Güncel meseleye dönecek olursak CHP ile ilgili birkaç kelam edip yazımı bitireceğim. 2013 yılında Erdoğan hükümeti tarafından başlatılan “Çözüm Sürecinin” başarıya ulaşamamasının en büyük nedenlerinden bir tanesinin CHP’nin tutumu olduğunu rahatlıkla söyleyebilirim. Bahçeli’nin tokalaşma ile “Başlatmış” olduğu DEM Parti ile diyalog ve Öcalan’a yaptığı çağrıyı da dikkate aldığımızda Kürt meselesinin çözümü ile ilgili oluşan ılımlı havanın Kemalist kodlarından kurtulması pek mümkün görünmeyen ve Cumhuriyet’in kurulması ile Kürt sorununu başlatmış olan CHP’nin Avrupa standartların da bir sosyal demokrat partiye evrilmesi ile ( örnek SHP ) yaratmış olduğu bu sorunu tarih önünde çözme sorumluluğu ve mecburiyeti vardır.
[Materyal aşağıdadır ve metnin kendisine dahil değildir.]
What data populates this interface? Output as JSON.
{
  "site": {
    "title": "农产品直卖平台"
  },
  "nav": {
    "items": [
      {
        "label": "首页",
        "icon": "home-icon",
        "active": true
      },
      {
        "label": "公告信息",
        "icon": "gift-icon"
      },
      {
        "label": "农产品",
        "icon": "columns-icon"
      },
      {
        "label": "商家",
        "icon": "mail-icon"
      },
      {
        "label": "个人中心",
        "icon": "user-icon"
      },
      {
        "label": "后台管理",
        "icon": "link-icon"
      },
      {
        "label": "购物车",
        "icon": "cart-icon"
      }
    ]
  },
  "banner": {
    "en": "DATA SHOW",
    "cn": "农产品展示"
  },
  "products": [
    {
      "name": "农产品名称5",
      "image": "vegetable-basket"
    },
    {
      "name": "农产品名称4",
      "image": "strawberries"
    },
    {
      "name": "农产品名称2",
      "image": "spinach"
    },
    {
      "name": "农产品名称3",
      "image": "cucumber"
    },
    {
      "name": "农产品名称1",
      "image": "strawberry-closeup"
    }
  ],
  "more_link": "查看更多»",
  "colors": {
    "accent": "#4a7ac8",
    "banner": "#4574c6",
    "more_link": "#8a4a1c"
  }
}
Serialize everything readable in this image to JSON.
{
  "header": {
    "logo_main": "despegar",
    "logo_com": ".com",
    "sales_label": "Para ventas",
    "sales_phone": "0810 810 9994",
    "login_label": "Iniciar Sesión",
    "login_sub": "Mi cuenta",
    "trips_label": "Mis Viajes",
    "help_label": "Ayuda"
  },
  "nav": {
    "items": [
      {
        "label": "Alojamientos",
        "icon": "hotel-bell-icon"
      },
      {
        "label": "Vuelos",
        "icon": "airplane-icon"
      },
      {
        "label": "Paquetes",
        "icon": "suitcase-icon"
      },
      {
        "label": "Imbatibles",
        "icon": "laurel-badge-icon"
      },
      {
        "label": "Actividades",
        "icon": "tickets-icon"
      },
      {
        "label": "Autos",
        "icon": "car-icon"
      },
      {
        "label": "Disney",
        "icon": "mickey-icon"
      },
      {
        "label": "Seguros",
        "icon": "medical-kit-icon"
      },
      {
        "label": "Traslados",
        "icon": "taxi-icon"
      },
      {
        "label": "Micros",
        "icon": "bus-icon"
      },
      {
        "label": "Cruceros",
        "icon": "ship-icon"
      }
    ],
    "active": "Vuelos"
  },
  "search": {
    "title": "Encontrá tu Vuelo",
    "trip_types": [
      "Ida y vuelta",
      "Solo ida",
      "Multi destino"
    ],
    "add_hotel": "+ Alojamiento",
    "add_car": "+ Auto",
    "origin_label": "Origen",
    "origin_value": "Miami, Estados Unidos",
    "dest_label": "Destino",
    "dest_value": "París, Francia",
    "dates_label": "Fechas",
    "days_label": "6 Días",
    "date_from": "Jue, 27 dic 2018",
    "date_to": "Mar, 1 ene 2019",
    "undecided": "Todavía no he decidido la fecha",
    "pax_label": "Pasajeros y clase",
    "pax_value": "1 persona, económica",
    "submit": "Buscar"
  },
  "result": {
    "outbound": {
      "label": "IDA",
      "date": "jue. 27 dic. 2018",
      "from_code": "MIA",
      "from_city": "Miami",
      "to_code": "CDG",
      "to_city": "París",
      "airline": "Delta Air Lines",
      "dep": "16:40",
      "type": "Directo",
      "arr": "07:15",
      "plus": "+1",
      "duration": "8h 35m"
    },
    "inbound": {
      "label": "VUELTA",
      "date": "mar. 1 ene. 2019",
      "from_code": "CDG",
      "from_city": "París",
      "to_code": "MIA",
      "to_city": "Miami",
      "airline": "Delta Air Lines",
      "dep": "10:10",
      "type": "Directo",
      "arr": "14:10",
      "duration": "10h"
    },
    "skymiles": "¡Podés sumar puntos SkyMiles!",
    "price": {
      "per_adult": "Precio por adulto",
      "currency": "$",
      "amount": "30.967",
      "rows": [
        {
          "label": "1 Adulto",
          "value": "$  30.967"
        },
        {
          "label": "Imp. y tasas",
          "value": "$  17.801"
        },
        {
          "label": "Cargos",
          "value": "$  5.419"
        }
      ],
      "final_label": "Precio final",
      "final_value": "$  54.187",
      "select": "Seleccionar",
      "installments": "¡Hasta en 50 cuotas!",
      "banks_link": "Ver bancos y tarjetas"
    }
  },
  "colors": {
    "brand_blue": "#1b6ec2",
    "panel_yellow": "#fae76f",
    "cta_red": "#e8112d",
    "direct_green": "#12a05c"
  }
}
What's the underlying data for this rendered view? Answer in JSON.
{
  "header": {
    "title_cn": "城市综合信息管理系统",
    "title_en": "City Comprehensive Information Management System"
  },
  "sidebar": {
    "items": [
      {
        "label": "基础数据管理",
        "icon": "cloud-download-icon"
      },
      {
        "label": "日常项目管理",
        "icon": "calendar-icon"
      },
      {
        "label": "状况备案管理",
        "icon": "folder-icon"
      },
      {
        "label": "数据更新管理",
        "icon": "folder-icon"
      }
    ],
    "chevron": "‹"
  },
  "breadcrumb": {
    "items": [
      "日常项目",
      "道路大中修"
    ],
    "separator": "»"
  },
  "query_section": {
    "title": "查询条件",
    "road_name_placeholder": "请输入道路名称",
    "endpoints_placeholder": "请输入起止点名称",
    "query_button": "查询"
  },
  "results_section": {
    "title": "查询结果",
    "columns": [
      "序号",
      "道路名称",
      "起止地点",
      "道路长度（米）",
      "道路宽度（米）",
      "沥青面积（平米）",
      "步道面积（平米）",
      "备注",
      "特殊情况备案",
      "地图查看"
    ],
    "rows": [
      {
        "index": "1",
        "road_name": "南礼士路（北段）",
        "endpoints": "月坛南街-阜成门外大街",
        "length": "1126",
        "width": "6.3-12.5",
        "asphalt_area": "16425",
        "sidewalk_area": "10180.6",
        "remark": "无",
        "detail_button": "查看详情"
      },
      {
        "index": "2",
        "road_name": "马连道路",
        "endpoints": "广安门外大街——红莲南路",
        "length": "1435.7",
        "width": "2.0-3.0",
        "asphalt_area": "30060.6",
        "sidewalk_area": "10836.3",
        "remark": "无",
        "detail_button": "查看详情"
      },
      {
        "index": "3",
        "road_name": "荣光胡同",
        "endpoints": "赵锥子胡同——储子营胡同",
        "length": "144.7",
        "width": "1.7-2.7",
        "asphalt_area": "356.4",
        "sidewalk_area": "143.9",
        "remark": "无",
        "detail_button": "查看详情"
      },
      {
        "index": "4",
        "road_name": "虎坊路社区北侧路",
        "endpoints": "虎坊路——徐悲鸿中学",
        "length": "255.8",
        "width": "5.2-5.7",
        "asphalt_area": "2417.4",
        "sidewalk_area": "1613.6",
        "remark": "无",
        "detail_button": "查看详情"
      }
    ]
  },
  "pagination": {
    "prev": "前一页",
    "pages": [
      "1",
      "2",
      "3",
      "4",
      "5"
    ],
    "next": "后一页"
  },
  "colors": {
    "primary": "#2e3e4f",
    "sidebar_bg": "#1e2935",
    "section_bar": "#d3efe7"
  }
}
Hasılı kelam Kürtler bu bin yıllık Türklerle olan birlikteliklerinde “İslam” ve Türklerin lehine canını, malını, topraklarını feda ettiler. Kürtlerin elinde kalan şey Dilleri, Kültürleri ve Onurları kaldı. Hiç kimse Kürtlerden Dilini, Kültürünü ve Onurunu istemeye kalkmasın. Vicdan sahibi her Türkün özellikle de muhafazakar kesimin Kürt Sorununu çözülmesi noktasında elinden geleninin fazlasını yapması lazım. Türkiye içerisinde bu sorunu beraberce kardeşçe çözmezsek Türkiye “Kesinlikle” bölünecektir. Bunu bölen Kürtler olmayacaktır. Türkiye Devletinin 100 yıllık Kürtlerle ilgili paradigması değişmelidir değiştirilmelidir. Türkiye yarın bölünürse, Türkiye’yi bölen bu paradigma olacaktır.